BRASÍLIA — Estados Unidos, Espanha, Equador e as 13 nações que integram o Grupo de Lima, incluindo o Brasil, sabiam, desde o fim da semana passada, que o autoproclamado presidente Juan Guaidó daria um passo mais largo na última terça-feira e convocaria apoiadores para protestarem nas ruas contra o regime do chavista Nicolás Maduro. Segundo fontes do governo brasileiro, o assunto chegou a ser discutido na sexta-feira, em Brasília, durante um almoço que reuniu representantes diplomáticos desses países. Trabalhava-se com a informação de que Guaidó já contava com apoio significativo dos militares venezuelanos, o que acabou não se confirmando.
“Não fomos pegos de surpresa”, garantiu essa fonte, acrescentando que Juan Guaidó tem mantido contatos frequentes com o governo brasileiro para fazer relatos sobre os últimos acontecimentos. Além do almoço dos diplomatas na sexta-feira, a situação na Venezuela fez parte da agenda de uma visita do ministro das Relações Exteriores, Ernesto Araújo, a Washington na segunda-feira. Ao ouvir de autoridades americanas que a tese de intervenção militar na Venezuela havia ganhado força, o chanceler brasileiro teria defendido uma solução política e diplomática, mostrando quanto foi conquistado em apenas três meses para aumentar a pressão sobre Maduro.
Para pessoas ligadas ao tema, Guaidó temia que a Venezuela caísse no esquecimento, com “a ditadura voltando a ser encarada com normalidade”. Por isso, o opositor a Maduro decidiu criar um fato político na terça-feira, para reforçar os ânimos da resistência democrática e retomar a atenção do mundo para a situação do país.
— Assim como o povo venezuelano, Guaidó tem pressa, mas sabe que é preciso pensar no longo prazo. Ele é um político e não um general ou um guerrilheiro — disse outra fonte ouvida pelo GLOBO.
Essa fonte revelou que existe a expectativa de o ministro da Defesa da Venezuela, Vladimir Padrino, voltar-se contra Maduro, “mas não vimos nada de concreto ainda”. Outra informação, divulgada com alarde na noite de terça-feira pelos americanos e confirmada em Brasília, é que os generais venezuelanos teriam garantido ao governo brasileiro que Nicolás Maduro só não deixou o país, porque os russos o persuadiram a ficar. De qualquer forma, há otimismo quanto a uma ruptura no núcleo militar que apoia Maduro.
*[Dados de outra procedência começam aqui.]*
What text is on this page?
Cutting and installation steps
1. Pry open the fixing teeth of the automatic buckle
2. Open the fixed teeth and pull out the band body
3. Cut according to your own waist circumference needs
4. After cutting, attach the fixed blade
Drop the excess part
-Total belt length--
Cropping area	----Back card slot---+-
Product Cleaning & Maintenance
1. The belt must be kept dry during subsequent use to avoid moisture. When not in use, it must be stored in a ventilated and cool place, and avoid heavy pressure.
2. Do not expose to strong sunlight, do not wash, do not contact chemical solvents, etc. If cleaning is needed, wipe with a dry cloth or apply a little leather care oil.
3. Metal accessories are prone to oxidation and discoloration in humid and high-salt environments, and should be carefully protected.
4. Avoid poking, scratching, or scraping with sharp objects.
Enquanto acompanha os desdobramentos da crise na Venezuela, o governo brasileiro convive internamente com “um desconforto estrutural”, na visão de um experiente diplomata. Isto porque o Palácio do Planalto e o Itamaraty só conversam com a oposição, que são o próprio Guaidó e a Assembleia Nacional. Não há contatos com os integrantes da equipe de Maduro — à exceção dos militares, que mantêm algum diálogo com seus pares venezuelanos. Os funcionários da embaixada do Brasil em Caracas, por exemplo, estão proibidos de falar com o regime atual.
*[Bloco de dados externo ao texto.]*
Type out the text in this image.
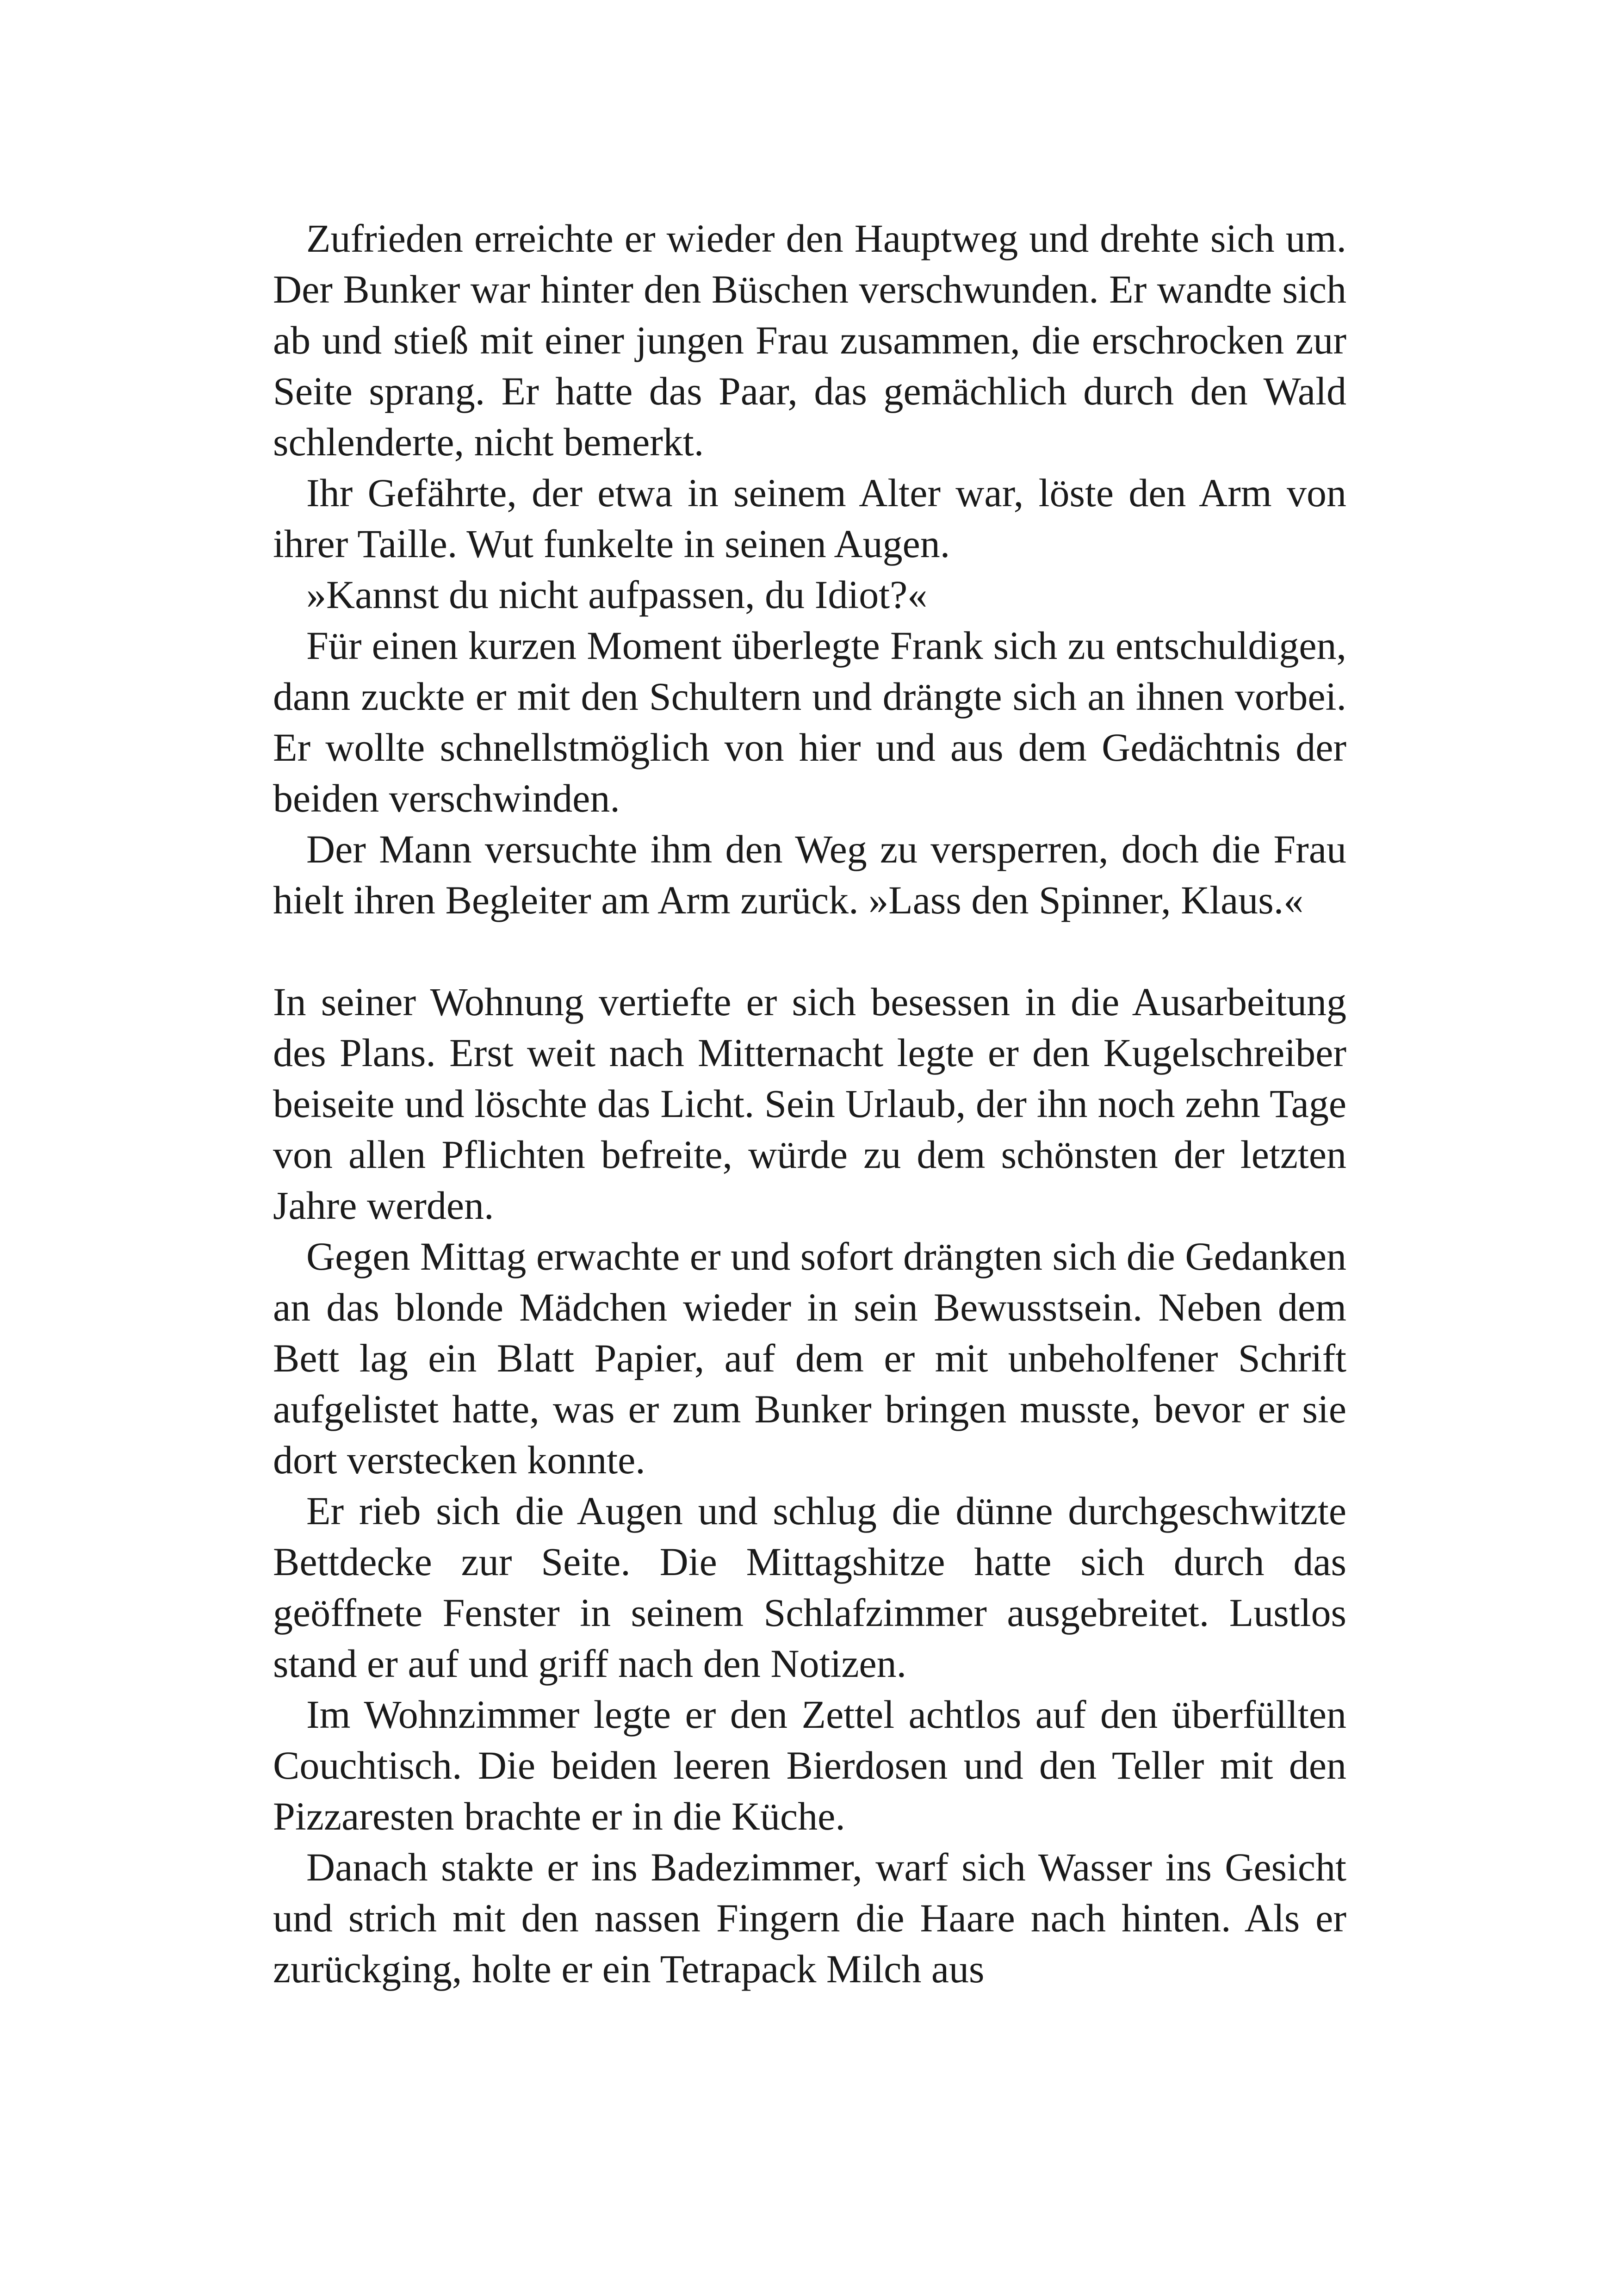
Zufrieden erreichte er wieder den Hauptweg und drehte sich um. Der Bunker war hinter den Büschen verschwunden. Er wandte sich ab und stieß mit einer jungen Frau zusammen, die erschrocken zur Seite sprang. Er hatte das Paar, das gemächlich durch den Wald schlenderte, nicht bemerkt.

Ihr Gefährte, der etwa in seinem Alter war, löste den Arm von ihrer Taille. Wut funkelte in seinen Augen.

»Kannst du nicht aufpassen, du Idiot?«

Für einen kurzen Moment überlegte Frank sich zu entschuldigen, dann zuckte er mit den Schultern und drängte sich an ihnen vorbei. Er wollte schnellstmöglich von hier und aus dem Gedächtnis der beiden verschwinden.

Der Mann versuchte ihm den Weg zu versperren, doch die Frau hielt ihren Begleiter am Arm zurück. »Lass den Spinner, Klaus.«

In seiner Wohnung vertiefte er sich besessen in die Ausarbeitung des Plans. Erst weit nach Mitternacht legte er den Kugelschreiber beiseite und löschte das Licht. Sein Urlaub, der ihn noch zehn Tage von allen Pflichten befreite, würde zu dem schönsten der letzten Jahre werden.

Gegen Mittag erwachte er und sofort drängten sich die Gedanken an das blonde Mädchen wieder in sein Bewusstsein. Neben dem Bett lag ein Blatt Papier, auf dem er mit unbeholfener Schrift aufgelistet hatte, was er zum Bunker bringen musste, bevor er sie dort verstecken konnte.

Er rieb sich die Augen und schlug die dünne durchgeschwitzte Bettdecke zur Seite. Die Mittagshitze hatte sich durch das geöffnete Fenster in seinem Schlafzimmer ausgebreitet. Lustlos stand er auf und griff nach den Notizen.

Im Wohnzimmer legte er den Zettel achtlos auf den überfüllten Couchtisch. Die beiden leeren Bierdosen und den Teller mit den Pizzaresten brachte er in die Küche.

Danach stakte er ins Badezimmer, warf sich Wasser ins Gesicht und strich mit den nassen Fingern die Haare nach hinten. Als er zurückging, holte er ein Tetrapack Milch aus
Isso teria se tornado um problema nas relações entre os palácios do Planalto e do Itamaraty e a área militar. De acordo com uma fonte que teve acesso à reunião de emergência convocada na terça-feira à tarde pelo presidente Jair Bolsonaro, ficou claro que não havia como apostar que havia chances reais de Guaidó contar com apoio de militares importantes, com patentes elevadas, para destituir Maduro. O grau de certeza de um dos lados contrastou com a cautela dos generais presentes na reunião comandada por Bolsonaro.